September 1 of this year marked the 70th anniversary of Nazi Germany’s invasion of Poland, the point of no return for the beginning of World War II. It is in some sense fitting that this month also sees the issuance of an official apology from UK Prime Minister Gordon Brown for the treatment of the British mathematician and pioneer computer scientist, Alan Turing. It is not easy to argue that the actions of any single person, no matter how heroic they were on an individual basis, potentially changed the course of an event as enormous as World War II, but in Turing’s case there is a fair argument to be made. His work in breaking the encipherment of the German Enigma machines (there were several variants), building on the work of Polish mathematicians, and his contributions to the design of the bombes, electro-mechanical computers used to crack Enigma messages on a production basis, made an enormous contribution to the defeat of Nazi Germany. Some historians estimate that the penetration of the Nazis’ secret communications shortened the European war by two years. As Prime Minister Gordon Brown put it:
Turing was a quite brilliant mathematician, most famous for his work on breaking the German Enigma codes. It is no exaggeration to say that, without his outstanding contribution, the history of World War Two could well have been very different. He truly was one of those individuals we can point to whose unique contribution helped to turn the tide of war.
Turing, who was named one of Time magazine’s 100 Most Important People of the [20th] Century, would have been an important figure even if the war had never occurred. He studied at King’s College, Cambridge, receiving a first-class honours degree, and being elected a Fellow on the basis of his thesis on the Central Limit Theorem. In 1936, he published a landmark paper, On Computable Numbers, with an Application to the Entscheidungsproblem, in which he analysed a reformulation of Kurt Gödel’s results of the limits of mathematical proof, and described a theoretical computing machine to illustrate the result. The Turing machine, as a conceptual device, is a staple of computer science today. Shortly before the war, he studied in the United States at Princeton University and the Institute for Advanced Study, receiving his PhD from Princeton in 1938. Turing also made significant contributions to early theoretical work on artificial intelligence, particularly the Turing Test.

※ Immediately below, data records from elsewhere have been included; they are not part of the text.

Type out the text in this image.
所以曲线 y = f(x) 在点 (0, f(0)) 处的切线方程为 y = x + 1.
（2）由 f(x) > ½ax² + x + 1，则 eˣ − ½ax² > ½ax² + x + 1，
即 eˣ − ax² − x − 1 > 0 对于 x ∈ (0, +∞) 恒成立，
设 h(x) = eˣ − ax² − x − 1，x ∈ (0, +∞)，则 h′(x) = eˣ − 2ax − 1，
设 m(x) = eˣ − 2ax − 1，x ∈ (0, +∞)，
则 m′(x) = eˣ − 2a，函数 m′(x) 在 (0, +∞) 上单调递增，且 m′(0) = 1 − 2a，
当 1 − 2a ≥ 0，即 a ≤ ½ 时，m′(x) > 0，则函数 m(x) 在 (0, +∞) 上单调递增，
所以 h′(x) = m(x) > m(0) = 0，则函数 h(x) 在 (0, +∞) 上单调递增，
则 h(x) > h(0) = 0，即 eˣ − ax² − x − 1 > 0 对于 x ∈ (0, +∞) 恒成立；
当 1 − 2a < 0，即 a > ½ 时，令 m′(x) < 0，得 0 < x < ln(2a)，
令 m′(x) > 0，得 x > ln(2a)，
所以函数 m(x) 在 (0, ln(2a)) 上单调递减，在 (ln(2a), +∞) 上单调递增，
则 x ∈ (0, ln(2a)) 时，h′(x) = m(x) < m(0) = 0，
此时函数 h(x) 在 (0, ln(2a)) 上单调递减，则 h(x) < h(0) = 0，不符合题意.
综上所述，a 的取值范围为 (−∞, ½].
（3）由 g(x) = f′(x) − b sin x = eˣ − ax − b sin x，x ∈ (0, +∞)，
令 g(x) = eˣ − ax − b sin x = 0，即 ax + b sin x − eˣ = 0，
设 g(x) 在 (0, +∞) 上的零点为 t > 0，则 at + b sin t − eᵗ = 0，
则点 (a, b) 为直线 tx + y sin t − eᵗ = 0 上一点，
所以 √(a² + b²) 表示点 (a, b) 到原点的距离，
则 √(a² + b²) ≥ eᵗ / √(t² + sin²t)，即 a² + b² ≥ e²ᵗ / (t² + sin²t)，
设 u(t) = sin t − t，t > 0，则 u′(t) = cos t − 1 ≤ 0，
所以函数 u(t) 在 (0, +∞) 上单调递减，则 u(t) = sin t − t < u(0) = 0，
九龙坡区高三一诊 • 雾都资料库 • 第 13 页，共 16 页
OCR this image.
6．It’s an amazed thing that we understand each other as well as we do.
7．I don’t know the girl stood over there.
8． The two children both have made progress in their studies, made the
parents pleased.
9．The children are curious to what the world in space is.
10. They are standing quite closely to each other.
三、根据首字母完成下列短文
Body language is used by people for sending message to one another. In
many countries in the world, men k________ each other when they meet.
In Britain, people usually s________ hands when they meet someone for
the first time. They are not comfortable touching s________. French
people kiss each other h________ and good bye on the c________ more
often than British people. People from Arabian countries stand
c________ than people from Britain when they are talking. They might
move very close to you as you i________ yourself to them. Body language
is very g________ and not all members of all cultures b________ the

Turing would undoubtedly have made many more contributions, but he had a severe handicap: he was gay, in an era when homosexuality could hardly be discussed. In 1952, in an atmosphere in Britain not that different from the McCarthy era in the US, Turing was prosecuted and convicted of gross indecency for a sexual relationship with another man. He was sentenced to forcible injections of female hormones, a procedure known as chemical castration. Turing died, apparently from suicide, in June 1954 at age 41. To quote PM Brown once again:
The debt of gratitude he is owed makes it all the more horrifying, therefore, that he was treated so inhumanely. In 1952, he was convicted of ‘gross indecency’ – in effect, tried for being gay.
So on behalf of the British government, and all those who live freely thanks to Alan’s work I am very proud to say: we’re sorry, you deserved so much better.
Andrew Hodges, author of the biography Alan Turing: The Enigma, maintains a Web site dedicated to Turing.
Update, Friday, 11 Sept., 20:50
The Atlantic Web site has a short article by Andrew Sullivan on this.
Update, Sunday, 13 Sept., 22:05
USA Today had an article on the apology. You can listen to a brief report from National Public Radio at the WBUR (Boston) Web site.